Yes the top photo with the person does look to be photoshopped.

the cowcatcher thing looks like a shelf of sorts for storing baggage, knapsacks
or whatever!

Aaron


----------



## Boston&Maine (Dec 19, 2007)

tjcruiser said:


> I'm trying ot figure out the "cowcatcher" thing ... in one pic it's in the back, in the other it's in the front.
> 
> TJ


It looks like the seat can be moved to either side of the frame...


----------



## Reckers (Oct 11, 2009)

You're right----she's repositioned the seat between the two photos.


----------



## tjcruiser (Jan 10, 2010)

Ohhh ...

You're right! So it's not the cowcatcher/basket thing that's moved ... it's the seat position that's been swapped.
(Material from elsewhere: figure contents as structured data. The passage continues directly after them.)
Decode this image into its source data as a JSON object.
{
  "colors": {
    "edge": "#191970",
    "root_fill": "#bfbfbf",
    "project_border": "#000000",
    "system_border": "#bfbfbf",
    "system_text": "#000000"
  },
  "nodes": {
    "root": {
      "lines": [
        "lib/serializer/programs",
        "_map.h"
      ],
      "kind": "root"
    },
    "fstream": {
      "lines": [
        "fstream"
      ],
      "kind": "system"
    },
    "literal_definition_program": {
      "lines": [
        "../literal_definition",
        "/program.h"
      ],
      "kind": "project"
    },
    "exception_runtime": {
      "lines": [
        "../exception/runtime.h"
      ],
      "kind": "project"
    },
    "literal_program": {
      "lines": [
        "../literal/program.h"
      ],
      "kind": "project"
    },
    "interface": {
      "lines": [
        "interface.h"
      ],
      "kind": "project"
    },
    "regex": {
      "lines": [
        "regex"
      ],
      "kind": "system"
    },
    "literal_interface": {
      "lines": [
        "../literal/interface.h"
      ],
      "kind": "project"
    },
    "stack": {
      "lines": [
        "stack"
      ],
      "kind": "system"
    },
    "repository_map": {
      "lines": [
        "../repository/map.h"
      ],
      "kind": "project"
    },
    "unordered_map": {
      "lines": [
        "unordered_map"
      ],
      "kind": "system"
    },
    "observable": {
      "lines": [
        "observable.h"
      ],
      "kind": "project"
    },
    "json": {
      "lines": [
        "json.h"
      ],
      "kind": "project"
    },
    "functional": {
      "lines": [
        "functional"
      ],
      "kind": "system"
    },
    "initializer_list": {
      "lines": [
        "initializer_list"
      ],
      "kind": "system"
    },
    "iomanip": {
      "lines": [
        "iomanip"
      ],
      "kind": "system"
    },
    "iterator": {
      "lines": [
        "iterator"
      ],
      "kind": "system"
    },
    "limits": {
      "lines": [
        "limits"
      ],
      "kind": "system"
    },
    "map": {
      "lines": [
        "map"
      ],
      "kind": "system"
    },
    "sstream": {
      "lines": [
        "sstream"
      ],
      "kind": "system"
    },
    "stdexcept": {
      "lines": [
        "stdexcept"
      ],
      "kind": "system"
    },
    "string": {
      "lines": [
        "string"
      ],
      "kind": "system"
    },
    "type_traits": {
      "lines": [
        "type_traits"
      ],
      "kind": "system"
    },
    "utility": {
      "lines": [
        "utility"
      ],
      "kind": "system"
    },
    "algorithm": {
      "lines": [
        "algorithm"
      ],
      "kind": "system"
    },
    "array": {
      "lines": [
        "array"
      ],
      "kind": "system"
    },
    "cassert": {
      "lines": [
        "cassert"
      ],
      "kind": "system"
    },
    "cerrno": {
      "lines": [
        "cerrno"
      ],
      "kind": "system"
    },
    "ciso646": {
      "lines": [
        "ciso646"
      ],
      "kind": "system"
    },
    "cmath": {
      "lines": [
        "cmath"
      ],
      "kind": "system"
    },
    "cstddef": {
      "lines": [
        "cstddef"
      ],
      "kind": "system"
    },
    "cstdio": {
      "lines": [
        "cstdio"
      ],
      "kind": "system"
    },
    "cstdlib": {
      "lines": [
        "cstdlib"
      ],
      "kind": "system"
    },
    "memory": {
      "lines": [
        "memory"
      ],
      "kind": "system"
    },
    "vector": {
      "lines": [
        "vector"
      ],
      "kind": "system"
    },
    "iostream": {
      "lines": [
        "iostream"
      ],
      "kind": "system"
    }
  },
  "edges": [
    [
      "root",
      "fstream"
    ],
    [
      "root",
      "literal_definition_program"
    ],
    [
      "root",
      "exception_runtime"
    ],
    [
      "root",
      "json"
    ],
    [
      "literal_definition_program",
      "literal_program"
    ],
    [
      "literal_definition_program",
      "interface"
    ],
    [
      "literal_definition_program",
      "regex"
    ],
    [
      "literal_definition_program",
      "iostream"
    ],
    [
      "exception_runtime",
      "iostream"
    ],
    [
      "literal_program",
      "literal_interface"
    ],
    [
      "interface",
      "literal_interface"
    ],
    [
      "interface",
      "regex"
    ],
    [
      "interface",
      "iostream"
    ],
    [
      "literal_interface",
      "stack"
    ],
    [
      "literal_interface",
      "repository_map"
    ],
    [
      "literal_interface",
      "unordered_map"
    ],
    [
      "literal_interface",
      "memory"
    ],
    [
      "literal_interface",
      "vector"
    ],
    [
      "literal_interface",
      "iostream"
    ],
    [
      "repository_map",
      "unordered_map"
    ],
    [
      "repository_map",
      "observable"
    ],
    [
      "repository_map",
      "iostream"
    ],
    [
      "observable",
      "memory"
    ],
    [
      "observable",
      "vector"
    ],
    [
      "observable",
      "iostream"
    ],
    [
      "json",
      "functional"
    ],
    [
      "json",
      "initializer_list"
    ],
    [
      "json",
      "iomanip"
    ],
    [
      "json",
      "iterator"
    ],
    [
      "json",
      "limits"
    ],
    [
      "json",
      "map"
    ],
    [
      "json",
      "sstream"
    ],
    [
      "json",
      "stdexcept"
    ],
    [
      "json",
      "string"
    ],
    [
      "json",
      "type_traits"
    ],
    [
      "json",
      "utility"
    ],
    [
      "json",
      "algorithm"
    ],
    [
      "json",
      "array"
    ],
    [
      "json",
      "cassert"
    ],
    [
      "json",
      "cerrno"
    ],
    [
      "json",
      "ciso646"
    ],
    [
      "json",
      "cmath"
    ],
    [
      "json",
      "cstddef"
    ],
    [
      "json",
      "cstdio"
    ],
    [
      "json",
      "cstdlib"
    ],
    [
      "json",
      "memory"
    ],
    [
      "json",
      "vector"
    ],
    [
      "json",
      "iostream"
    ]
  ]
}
Thanks for the keen eyes!

Clever one-off (presumably) design.

TJ


----------



## Big Ed (Jun 16, 2009)

I would mount the old 750 Kaw engine sitting in my garage to the first one.:laugh:


----------



## tooter (Feb 26, 2010)

Why are they wearing orange jackets?









...like a train could stop in time! :laugh:


----------



## tooter (Feb 26, 2010)

big ed said:


> I would mount the old 750 Kaw engine sitting in my garage to the first one.:laugh:


Hey Ed, 

How about a Vespa engine?










This one is still my favorite...



















They also make it in a tandem...










...and here's the guy who designed it.


----------



## tjcruiser (Jan 10, 2010)

I'm thinking he might need a bigger brake pad there, huh?  It's only about 100-times bigger than those on my bicycle.

Seriously, I suspect the big brake pad is probably needed. Those wheels looks quite heavy, and with much of the weight in the rims, they probably have quite a bit of inertia when the cart gets rolling along at some pace.

TJ


----------



## modeltrainhead (Nov 15, 2009)

yeah please mom get me one for christmas


----------



## tooter (Feb 26, 2010)

Besides the inertial weight... metal wheels on metal rails have almost *no* rolling resistance. You can tell in the video that the guy didn't need to pedal very hard, once the railbike was in motion.

Man, I'd love to pedal one of those around. 

(Doesn't the designer kinda look a little like Robert De Niro? )


----------



## Rocky Mountian (May 17, 2010)

I bet Charly Chaplin wish he had one of those he might have out ran the Key Stone cop's


----------



## tjcruiser (Jan 10, 2010)

choo choo said:


> (Doesn't the designer kinda look a little like Robert De Niro? )



"Hey ... Are YOU lookin' at me?!? Are YOU lookin' at ME?!?!?"


----------



## ALCOS4EVER (Jun 30, 2009)

There is a company in Franklin, NH that makes a neat version of these and sells parts too. Railriders. www.railriders.net. They have photos on their website, (I have no connection with them so this isn't a sales pitch).


----------